Background: Total knee arthroplasty (TKA) may result in significant blood loss, but it is an effective and affordable treatment for severe osteoarthritis in the knees. While intravenous (IV) tranexamic acid (TXA) is a commonly used technique, intraarticular (IA) TXA has just recently started to gain traction in joint replacement procedures. The purpose of this research was to examine the mean postoperative hemoglobin concentration in order to assess the effectiveness of TXA administered IV vs IA after TKA.
Objective: To assess the effectiveness of intraarticular TXA against intravenous administration.
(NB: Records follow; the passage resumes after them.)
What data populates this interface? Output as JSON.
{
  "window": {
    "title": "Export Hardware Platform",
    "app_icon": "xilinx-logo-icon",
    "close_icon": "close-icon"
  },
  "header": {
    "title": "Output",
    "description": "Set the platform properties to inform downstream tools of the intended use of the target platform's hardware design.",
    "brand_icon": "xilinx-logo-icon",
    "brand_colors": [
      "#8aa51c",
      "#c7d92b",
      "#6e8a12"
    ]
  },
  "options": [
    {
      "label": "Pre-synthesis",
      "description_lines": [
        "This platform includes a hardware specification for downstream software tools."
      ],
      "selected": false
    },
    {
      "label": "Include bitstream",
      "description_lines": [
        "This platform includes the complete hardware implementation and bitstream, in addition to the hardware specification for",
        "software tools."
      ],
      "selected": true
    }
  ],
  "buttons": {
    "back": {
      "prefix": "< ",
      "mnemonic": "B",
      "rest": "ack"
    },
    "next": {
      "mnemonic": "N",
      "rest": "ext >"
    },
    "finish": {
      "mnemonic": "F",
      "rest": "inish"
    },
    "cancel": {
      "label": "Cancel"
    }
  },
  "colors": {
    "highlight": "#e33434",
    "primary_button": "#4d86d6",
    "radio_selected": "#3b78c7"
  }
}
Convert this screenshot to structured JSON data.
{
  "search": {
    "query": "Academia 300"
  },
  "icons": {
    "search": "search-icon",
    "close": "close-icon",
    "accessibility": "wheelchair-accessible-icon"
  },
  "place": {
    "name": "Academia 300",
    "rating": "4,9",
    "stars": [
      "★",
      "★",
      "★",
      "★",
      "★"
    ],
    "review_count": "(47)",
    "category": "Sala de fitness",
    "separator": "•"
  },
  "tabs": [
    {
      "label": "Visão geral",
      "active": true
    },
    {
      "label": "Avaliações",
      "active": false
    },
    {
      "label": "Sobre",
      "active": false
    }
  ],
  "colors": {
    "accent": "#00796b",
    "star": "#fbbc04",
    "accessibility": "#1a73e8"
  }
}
Materials And Methods: The six-month randomized controlled experiment was started from October 5, 2022, to April 4, 2023, at "the Orthopedics Department of Sir Ganga Ram Hospital in Lahore". The experiment included 60 patients undergoing TKA, ranging in age from 30 to 70. All members of the surgical team, including the supervisor (a consultant surgeon), assistants, and researchers, were present throughout the surgery. A high, thigh tourniquet was employed in every case, and a medial parapatellar technique was performed as well. Before the tourniquet was inflated, individuals in the intravenous group received 1 g of TXA intravenously 15-30 minutes beforehand. In the IA group, the "patient received an injection of 2 g of TXA in a 20 mL solution" straight into the joint after the prosthesis was implanted and secured. Data were analyzed using SPSS (version 26), with numerical data (age, BMI, surgical length, and hemoglobin levels) presented as mean ± SD and categorical factors (gender, American Society of Anesthesiologists (ASA) class, anatomical side) shown as frequency and percentage. The mean postoperative hemoglobin levels were compared between groups using an independent sample t-test, with data stratified by various factors and p ≤ 0.05 considered significant.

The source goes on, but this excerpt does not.